Exactly.
It just seems like several people on here are trying to make a call for the show to change the rules of Let 'em Roll ... that's how I'm reading these posts, anyway. I mean, it seems like every time someone chooses a "sure thing" option and decides not to play on for a grand prize, especially if someone might find it totally desirable, we get these discussions.

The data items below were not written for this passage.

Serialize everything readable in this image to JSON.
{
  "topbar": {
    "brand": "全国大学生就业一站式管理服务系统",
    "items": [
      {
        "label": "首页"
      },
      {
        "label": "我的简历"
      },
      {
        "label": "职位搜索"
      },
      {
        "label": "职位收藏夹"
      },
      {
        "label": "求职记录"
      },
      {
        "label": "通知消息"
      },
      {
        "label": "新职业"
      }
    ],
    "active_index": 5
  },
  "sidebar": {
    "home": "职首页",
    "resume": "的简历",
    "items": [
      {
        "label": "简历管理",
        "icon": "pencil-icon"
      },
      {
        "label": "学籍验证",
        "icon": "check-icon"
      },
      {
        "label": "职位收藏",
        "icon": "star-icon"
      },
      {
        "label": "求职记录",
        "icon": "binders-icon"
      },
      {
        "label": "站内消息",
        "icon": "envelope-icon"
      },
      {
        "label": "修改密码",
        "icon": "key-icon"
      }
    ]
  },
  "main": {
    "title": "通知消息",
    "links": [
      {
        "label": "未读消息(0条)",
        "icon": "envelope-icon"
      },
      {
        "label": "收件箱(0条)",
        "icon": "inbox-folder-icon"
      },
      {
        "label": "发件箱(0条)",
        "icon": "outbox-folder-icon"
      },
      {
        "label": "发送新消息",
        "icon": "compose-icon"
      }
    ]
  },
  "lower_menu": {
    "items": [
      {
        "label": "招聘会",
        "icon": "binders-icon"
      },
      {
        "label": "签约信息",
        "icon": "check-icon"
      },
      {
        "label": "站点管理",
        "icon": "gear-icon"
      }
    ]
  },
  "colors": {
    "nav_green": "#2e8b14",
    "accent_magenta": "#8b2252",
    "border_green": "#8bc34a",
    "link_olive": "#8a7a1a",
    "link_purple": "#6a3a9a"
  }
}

I can just picture it now: A poster on here actually gets his/her wish and runs the game, and eliminates bail-out options for games like Let 'em Roll ... and then we have something develop just as you suggest: "Oops ... you rolled $5,000 ... (model), give him back the chip ... ah, ah, ah (as the contestant wants to stop and begins to object to playing on for a prize he doesn't want) ... no, no-no-no-no, you can't stop (pulling an Edd Byrnes from the infamous "Wheel of Fortune" pilot) ... go ahead and roll 'em again. Try to roll five cars so you can go home in that beautiful car!!!"
Indeed, bad TV.
Brian
Or worse, if on
Card Sharks, you got a middle card (7, 8, 9) on the Big Bet, and were disallowed from betting just the half of your money that was generally required at that point, and required to go all the way and bet it all (and you had to be right, or you would bust); of course, as Brian said w/this Let 'Em Roll thing, that would probably make for bad TV, so that didn't happen (that's why Jim Perry said, IIRC, "You
must bet at least half; you can bet more" [that was, IMHO, one of the fairest rules ever there was on a game show, because the half-bet Big Bet requirement was a safeguard against the "middle cards," as Jim called them; those middles could be tricky]).